J'aurais tendance à placer l'iPod dans cette catégorie, même si certains sont sans doute mieux que d'autres puisqu'ils permettent de stocker des choses.
Plus jeune, j'écoutais de la musique sur walk-man, ça m'a rendu sourd comme quelques uns de ma génération. Et on continue la même erreur.
Même registre, les téléphones portables avec sonneries polyphoniques. C'est d'un manque de savoir vivre que de laisser sonner ces trucs-là. On les entends partout, dans les transports en commun, dans les salles de spectacle, lors de séminaires et conférences.


----------



## jeanba3000 (11 Décembre 2005)

J'ai connu il y a pas mal d'années dans une boîte de pub où je faisais un stage, une nana avait une pile de feuilles imprimées "bon à froisser et jeter", qu'elle chiffonnait rageusement et jetait dans sa corbeille pour passer ses colères...


----------



## G2LOQ (11 Décembre 2005)

jo_6466 a dit:
			
		

> Il y a autour de nous des tas d'objets complètement fous ou complètement inutiles qui se vendent ou qui sont simplement le fruit du délire humain ... faites nous en part
> 
> Voici le SAC A HURLER qui permet de crier son désespoir dans le silence complet au beau milieu des gens sans qu'ils s'en appercoivent
> Puis on peut ensuite relancer l'enregistrement de cet état de désespoir passager ,à fond les basses , dans un lieu plus approprié
> ...



T'as pas l'air crétin avec ça dans la rue


----------



## benkenobi (11 Décembre 2005)

G2LOQ a dit:
			
		

> T'as pas l'air crétin avec ça dans la rue



C'est pas pire que de se ballader avec 2LOQ...


----------



## G2LOQ (11 Décembre 2005)

benkenobi a dit:
			
		

> C'est pas pire que de se ballader avec 2LOQ...

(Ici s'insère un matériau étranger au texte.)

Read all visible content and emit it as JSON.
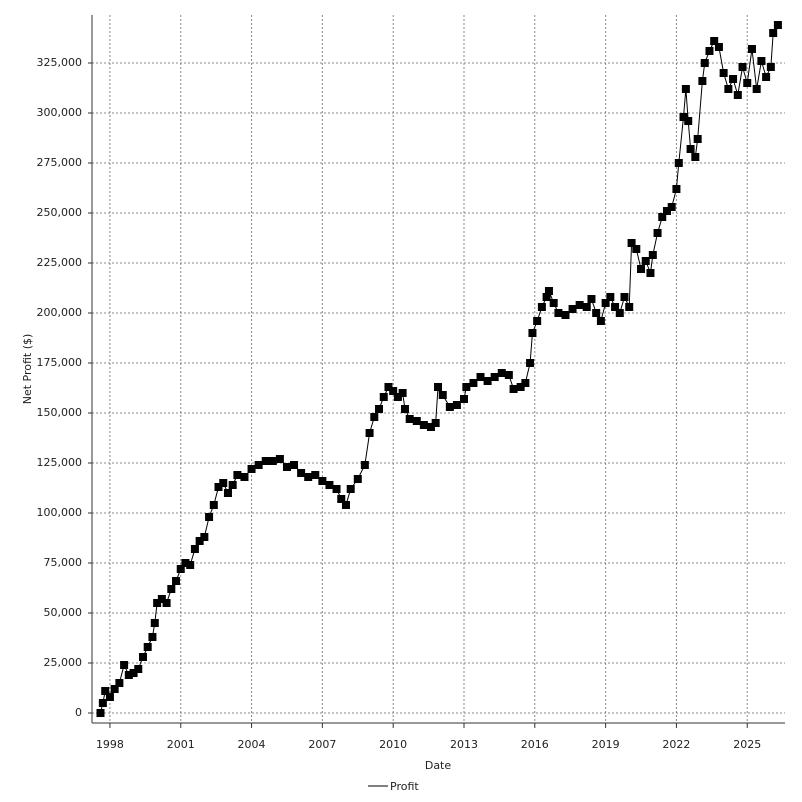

Avec un pantalon large, ça passe


----------



## golf (11 Décembre 2005)

Mûr pour la Bar ce fil


----------



## Yip (11 Décembre 2005)

La barre


----------



## iMax (11 Décembre 2005)

golf a dit:
			
		

> Mûr pour la Bar ce fil




Oui.

Zou


----------



## House M.D. (11 Décembre 2005)

jeanba3000 a dit:
			
		

> J'ai connu il y a pas mal d'années dans une boîte de pub où je faisais un stage, une nana avait une pile de feuilles imprimées "bon à froisser et jeter", qu'elle chiffonnait rageusement et jetait dans sa corbeille pour passer ses colères...


Excellent ça   




...enfin pas pour la forêt amazonienne :mouais:


----------



## JPTK (11 Décembre 2005)

jo_6466 a dit:
			
		

> Il y a autour de nous des tas d'objets complètement fous ou complètement inutiles qui se vendent ou qui sont simplement le fruit du délire humain ... faites nous en part
> 
> Voici le SAC A HURLER qui permet de crier son désespoir dans le silence complet au beau milieu des gens sans qu'ils s'en appercoivent
> Puis on peut ensuite relancer l'enregistrement de cet état de désespoir passager ,à fond les basses , dans un lieu plus approprié
> ...



Si on pouvait avoir le même pour les pets ça serait pas mal


----------



## joubichou (11 Décembre 2005)

G2LOQ a dit:
			
		

> Avec un pantalon large, ça passe


Et tu les plies tes ailes ?


----------



## jo_6466 (11 Décembre 2005)

jaipatoukompri a dit:
			
		

> Si on pouvait avoir le même pour les pets ça serait pas mal


Oui! ... pour les faire en toute discrétion sans devoir pincer les fesses (ceux qu'on laisse partir de bon coeur sans retenue aucune si tu vois ce que je veux dire ... ceux qui font un bien fou!)  ... le problème c'est ensuite faire la vidange du sac!


----------



## G2LOQ (11 Décembre 2005)

joubichou a dit:
			
		

> Et tu les plies tes ailes ?



 Je les enroule autour de mes cuisses


----------



## r0m1 (11 Décembre 2005)

pour ça , il ya un site loufoque des inventions dont personne ne veut.... 
http://www.inventeursfous.com

complètement barré ces mecs !!!


----------



## apenspel (11 Décembre 2005)

jo_6466 a dit:
			
		

> Oui! ... pour les faire en toute discrétion sans devoir pincer les fesses (ceux qu'on laisse partir de bon coeur sans retenue aucune si tu vois ce que je veux dire ... ceux qui font un bien fou!)  ... le problème c'est ensuite faire la vidange du sac!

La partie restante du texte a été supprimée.